Parla del risveglio di ciascuno di noi, che in questa vita non facciamo altro che dormire attribuendoci etichette l'uno con l'altro, preoccupandoci del giudizio altrui e di tutto ciò che non abbiamo, innescando così, in modo del tutto inconscio, dei meccanismi mentali del tipo: "Senza la tale cosa/persona io mi rifiuto di essere felice. La mia felicità dipende da quella cosa/persona". Rendendoci così né felici e né liberi.
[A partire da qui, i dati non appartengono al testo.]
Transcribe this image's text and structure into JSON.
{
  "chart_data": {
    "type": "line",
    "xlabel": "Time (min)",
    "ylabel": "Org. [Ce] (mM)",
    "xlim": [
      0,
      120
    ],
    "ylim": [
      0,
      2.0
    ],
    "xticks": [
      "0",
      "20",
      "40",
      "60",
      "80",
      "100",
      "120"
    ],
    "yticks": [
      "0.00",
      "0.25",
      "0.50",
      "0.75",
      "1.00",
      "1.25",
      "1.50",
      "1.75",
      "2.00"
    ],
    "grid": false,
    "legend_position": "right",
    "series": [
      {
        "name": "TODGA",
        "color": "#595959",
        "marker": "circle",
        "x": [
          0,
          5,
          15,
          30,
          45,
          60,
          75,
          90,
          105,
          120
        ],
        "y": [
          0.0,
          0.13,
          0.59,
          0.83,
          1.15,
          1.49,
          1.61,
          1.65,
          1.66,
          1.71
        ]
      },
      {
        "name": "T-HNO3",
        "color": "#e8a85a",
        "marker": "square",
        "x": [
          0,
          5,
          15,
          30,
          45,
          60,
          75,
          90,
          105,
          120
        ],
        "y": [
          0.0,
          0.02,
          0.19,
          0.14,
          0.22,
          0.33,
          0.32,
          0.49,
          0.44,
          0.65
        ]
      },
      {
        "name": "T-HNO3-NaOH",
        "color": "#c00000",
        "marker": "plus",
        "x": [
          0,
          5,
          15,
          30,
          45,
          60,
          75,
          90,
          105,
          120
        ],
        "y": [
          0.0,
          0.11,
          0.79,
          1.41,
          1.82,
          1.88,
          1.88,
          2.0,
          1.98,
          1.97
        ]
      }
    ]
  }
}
Trovo che sia un libro davvero molto bello e lo consiglio a tutti, ma vi vorrei anche esortare  ad attuare un profondo ragionamento durante la lettura, altrimenti sembreranno solo le parole di un matto un tantino nervoso.
Potete anche essere in disaccordo con ciò che dice, non dovete dire "si" passivamente a tutto, ma dovete scendere sempre a fondo, andare "oltre" le sue parole per comprenderlo al meglio.
Di sicuro non è un libro scritto per il diletto del lettore, ma è un testo scritto per spingerlo ad un ragionamento.

Personalmente, mi trovo molto d'accordo con il suo pensiero. A causa dei suoi modi a tratti burberi, qualche volta m'indispettivo e non riuscivo ad "andare oltre", ma non appena mettevo da parte l'indisposizione e scendevo in profondità non potevo fare altro che dargli ragione.
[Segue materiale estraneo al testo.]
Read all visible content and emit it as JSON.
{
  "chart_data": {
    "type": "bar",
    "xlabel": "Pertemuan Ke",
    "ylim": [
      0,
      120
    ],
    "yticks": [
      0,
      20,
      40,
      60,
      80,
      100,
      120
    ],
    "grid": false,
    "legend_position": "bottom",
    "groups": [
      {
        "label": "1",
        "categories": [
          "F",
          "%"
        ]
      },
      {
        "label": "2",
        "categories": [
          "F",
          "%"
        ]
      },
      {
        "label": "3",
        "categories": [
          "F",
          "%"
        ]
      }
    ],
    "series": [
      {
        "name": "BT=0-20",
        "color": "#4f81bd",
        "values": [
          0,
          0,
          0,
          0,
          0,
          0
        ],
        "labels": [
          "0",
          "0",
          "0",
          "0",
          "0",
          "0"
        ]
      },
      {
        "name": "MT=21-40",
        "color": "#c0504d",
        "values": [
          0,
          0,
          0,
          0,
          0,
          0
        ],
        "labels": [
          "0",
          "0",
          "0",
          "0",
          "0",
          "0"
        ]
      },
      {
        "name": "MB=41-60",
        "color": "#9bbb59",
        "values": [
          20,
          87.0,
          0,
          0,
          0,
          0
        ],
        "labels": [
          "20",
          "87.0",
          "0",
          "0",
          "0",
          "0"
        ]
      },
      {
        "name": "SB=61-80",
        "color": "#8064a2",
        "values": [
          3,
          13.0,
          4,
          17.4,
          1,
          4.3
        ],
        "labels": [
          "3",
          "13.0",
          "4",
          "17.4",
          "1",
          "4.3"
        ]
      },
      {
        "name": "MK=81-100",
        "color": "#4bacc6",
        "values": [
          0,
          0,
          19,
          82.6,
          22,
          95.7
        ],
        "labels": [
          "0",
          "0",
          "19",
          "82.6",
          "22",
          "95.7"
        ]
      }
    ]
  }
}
Quanto tempo sprechiamo a preoccuparci? Come se tutta quella tensione potesse far andare le cose nel modo in cui vorremmo. Ci serve solo per soffrire e per renderci distratti nei confronti del presente. Privandoci della gioia delle piccole cose che sono in grado di fare la differenza.

A quanta felicità rinunciamo quando ci intestardiamo a pensare a ciò che non abbiamo, invece di apprezzare ciò che abbiamo? Senza capire che la felicità è uno stato mentale e non dipende dalle cose esterne.

Di quanto Amore ci priviamo (e priviamo agli altri) quando lo scambiamo per egoismo? Perché, credetemi, il più delle volte non si ama davvero...si ama a "condizione che" e non ce ne rendiamo conto.

Quanto schiavi siamo del giudizio altrui? Come se fosse realmente importante ciò che pensano gli altri di noi. Come se ci desse un valore aggiunto. In realtà, l'unico giudizio che realmente conta è il nostro.
Vi faccio un esempio: se io fossi una persona profondamente insicura e mi sentissi fare continuamente dei complimenti, facendomi condizionare da essi, questi non farebbero crescere la mia autostima, me ne darebbero l'illusione, ma mi renderebbero schiava del giudizio positivo degli altri, generando in me una sorta di ansia da prestazione. Basterebbe un solo giudizio negativo per farmi sentire nuovamente insicura.
Così come se, al contrario, io fossi la persona più di valore al mondo, ma tutti mi dicessero che non valgo nulla. Ci sarebbero due reazioni possibili: quella di chi dà peso alle parole degli altri e quella di chi non si fa toccare dai giudizi esterni. Il primo, passerà la vita a credersi una nullità e il secondo arriverà ad avere talmente fiducia in se stesso dal riuscire a raggiungere tutti gli obiettivi che si fisserà.
Quindi il problema dove sta? All'esterno o all'interno di noi?
Vogliamo tutti essere indipendenti, ma quanti di noi lo sono realmente?

È un libro che amerete se amate ragionare e mettervi in gioco costantemente; è in grado di aprire gli occhi, se glielo si consente.

Lo avete mai letto? Cosa ne pensate?

Stefania




"Ma se voi vi rifiutate di identificarvi con qualsiasi etichetta, la maggior
parte delle preoccupazioni si volatilizzeranno."

"<< Mi sento bene perché il mondo va bene >>. Sbagliato! Il mondo va bene
perché io mi sento bene."

" L'egoismo risiede nel pretendere che qualcun altro viva la propria vita per
adattarsi ai vostri gusti, o al vostro orgoglio, o al vostro guadagno, o al vostro
piacere. Questo si che è veramente egoista."

"Le esperienze piacevoli rendono splendida la vita. Le esperienze dolorose
portano alla crescita. Le esperienze piacevoli rendono splendida la vita ma, in se stesse,
non fanno crescere. Quelle che portano alla crescita sono le esperienze dolorose.
La sofferenza mette il dito su una parte di voi che non è ancora cresciuta,
che deve crescere, trasformarsi, mutare. Se sapeste come usare quella sofferenza,
quanto potreste crescere!"

"La libertà non si trova nelle circostanze esterne: la libertà alberga nel cuore."